A group of servers, backed by the hospitality union Unite Here, complained that policies to foster a communal work environment were window-dressing and that the starting salary of $8 an hour was not enough to live on. "There was a disconnect between her and the employees," says Jenny Rachor-Dowd, a former server who now works for Unite Here. "I do support unions in most situations," says Wicks, "but unions aren't necessary in progressive companies where owners want to give employees as much as they can afford." By last October, most employees had signed union cards. Wicks claims some workers were coerced, a charge the union denies.

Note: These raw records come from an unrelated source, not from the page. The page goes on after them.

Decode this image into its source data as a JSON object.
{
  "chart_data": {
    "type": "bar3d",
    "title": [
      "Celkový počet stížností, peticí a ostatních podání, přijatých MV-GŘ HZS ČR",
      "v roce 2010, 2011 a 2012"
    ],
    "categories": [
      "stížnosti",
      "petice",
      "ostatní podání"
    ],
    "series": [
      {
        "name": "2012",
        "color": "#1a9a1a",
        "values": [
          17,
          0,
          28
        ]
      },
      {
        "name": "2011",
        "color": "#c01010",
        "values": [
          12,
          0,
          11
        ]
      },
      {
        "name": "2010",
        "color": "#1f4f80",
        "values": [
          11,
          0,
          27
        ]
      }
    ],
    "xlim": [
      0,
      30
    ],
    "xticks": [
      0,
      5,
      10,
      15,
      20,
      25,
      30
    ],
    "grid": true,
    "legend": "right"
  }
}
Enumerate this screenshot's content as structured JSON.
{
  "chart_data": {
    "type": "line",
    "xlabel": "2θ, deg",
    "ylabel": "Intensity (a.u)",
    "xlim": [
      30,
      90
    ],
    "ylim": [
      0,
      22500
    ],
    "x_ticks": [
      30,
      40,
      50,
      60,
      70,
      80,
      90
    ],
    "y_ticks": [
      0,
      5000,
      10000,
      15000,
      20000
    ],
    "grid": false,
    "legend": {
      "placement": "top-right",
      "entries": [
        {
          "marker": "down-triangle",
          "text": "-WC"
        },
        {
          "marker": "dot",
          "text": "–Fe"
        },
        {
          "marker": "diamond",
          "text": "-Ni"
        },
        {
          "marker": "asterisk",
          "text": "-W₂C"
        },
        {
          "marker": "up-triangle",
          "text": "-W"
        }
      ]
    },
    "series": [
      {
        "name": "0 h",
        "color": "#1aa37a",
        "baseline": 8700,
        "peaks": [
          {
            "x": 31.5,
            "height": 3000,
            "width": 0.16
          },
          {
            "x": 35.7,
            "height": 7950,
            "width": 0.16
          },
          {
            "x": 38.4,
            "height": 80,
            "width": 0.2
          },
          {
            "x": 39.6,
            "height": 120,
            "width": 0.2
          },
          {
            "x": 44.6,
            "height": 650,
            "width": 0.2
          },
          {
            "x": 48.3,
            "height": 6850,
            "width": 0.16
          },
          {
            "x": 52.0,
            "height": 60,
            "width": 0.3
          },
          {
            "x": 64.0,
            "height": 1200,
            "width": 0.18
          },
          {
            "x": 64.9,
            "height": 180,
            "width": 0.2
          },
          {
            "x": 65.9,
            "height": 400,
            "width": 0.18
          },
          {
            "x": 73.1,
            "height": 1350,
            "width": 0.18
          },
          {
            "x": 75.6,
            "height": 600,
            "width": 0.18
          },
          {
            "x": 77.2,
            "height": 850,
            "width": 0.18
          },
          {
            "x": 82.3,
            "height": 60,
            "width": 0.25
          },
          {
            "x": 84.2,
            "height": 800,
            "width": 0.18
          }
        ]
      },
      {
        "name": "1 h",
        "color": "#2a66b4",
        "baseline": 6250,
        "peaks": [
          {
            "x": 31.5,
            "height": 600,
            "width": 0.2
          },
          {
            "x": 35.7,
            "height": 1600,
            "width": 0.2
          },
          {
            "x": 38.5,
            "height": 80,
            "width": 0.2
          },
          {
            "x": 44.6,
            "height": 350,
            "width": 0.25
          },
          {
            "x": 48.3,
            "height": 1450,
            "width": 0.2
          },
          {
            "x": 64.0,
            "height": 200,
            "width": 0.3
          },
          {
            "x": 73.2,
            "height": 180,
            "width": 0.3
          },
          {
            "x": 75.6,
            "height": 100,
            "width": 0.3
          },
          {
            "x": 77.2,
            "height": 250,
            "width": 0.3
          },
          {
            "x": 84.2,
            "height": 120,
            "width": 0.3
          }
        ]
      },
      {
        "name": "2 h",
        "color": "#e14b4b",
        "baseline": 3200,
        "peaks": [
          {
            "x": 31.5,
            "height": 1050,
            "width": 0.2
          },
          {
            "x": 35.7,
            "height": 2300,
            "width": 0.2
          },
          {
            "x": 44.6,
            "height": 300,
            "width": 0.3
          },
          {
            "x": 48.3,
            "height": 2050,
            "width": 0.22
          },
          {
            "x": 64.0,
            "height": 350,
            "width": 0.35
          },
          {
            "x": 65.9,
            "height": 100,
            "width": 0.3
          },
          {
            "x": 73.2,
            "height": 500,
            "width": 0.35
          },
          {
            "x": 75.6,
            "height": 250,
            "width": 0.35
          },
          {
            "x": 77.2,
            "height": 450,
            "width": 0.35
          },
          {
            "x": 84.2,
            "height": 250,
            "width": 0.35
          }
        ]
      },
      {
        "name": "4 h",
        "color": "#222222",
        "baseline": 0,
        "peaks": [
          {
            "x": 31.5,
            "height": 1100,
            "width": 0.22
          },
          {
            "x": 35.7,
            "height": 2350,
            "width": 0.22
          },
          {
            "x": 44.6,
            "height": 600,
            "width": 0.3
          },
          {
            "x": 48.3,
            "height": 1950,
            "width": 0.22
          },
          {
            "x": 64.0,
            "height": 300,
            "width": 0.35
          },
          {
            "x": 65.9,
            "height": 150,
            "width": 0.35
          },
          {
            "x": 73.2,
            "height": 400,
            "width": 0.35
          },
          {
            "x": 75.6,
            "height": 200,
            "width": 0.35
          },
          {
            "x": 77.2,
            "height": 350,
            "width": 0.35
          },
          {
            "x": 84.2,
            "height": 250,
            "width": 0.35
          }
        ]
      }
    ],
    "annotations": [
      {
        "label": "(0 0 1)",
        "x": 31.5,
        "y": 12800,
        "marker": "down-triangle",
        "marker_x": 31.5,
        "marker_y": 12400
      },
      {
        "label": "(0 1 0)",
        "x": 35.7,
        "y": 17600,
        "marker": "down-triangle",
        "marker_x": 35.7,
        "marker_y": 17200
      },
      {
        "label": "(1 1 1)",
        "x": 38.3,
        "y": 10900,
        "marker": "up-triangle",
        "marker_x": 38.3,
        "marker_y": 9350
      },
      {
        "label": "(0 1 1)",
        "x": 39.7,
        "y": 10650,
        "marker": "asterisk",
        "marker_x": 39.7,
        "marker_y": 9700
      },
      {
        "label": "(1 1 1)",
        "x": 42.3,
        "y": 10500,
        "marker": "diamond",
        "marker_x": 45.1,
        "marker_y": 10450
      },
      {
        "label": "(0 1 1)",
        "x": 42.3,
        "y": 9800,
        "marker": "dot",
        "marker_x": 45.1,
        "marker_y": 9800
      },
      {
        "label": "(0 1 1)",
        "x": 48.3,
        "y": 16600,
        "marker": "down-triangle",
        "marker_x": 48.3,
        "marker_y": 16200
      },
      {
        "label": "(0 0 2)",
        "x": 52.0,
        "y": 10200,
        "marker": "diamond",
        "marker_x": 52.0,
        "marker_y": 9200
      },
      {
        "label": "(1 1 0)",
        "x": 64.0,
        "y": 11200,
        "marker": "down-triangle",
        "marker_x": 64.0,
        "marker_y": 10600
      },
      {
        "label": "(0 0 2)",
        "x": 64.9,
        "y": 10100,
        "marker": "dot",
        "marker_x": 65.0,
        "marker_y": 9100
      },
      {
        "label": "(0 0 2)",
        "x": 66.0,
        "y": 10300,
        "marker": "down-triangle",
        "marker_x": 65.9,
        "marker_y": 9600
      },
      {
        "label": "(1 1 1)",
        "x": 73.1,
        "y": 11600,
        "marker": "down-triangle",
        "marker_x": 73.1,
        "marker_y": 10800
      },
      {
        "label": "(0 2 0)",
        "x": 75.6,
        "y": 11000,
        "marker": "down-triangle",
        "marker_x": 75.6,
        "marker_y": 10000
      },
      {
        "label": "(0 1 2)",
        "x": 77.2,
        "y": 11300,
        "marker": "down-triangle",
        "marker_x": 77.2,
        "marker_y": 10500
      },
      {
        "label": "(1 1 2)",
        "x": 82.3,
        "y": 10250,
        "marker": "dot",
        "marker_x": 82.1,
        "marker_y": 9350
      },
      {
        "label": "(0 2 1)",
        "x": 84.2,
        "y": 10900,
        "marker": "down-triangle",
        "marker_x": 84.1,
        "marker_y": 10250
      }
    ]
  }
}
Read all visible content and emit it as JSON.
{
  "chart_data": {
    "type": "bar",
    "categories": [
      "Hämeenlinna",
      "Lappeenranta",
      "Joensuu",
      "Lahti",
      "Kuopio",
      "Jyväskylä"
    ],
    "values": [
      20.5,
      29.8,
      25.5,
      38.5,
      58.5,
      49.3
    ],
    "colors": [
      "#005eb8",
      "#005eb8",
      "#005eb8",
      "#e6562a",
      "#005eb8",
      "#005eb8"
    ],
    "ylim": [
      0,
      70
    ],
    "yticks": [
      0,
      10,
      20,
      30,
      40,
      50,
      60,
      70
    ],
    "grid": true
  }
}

Wicks says the union effort has died out in recent months, since Rachor-Dowd and another key organizer left. (Unite Here contends they were fired as payback, but the National Labor Relations Board ruled otherwise.) Wicks says that at times the ordeal made her question her involvement in the company, and she is considering selling it to her employees through an ESOP. Meanwhile, the union vows to keep up the pressure. "I don't see why unions and her business model should be mutually exclusive," says Lynne Fox, of Unite Here.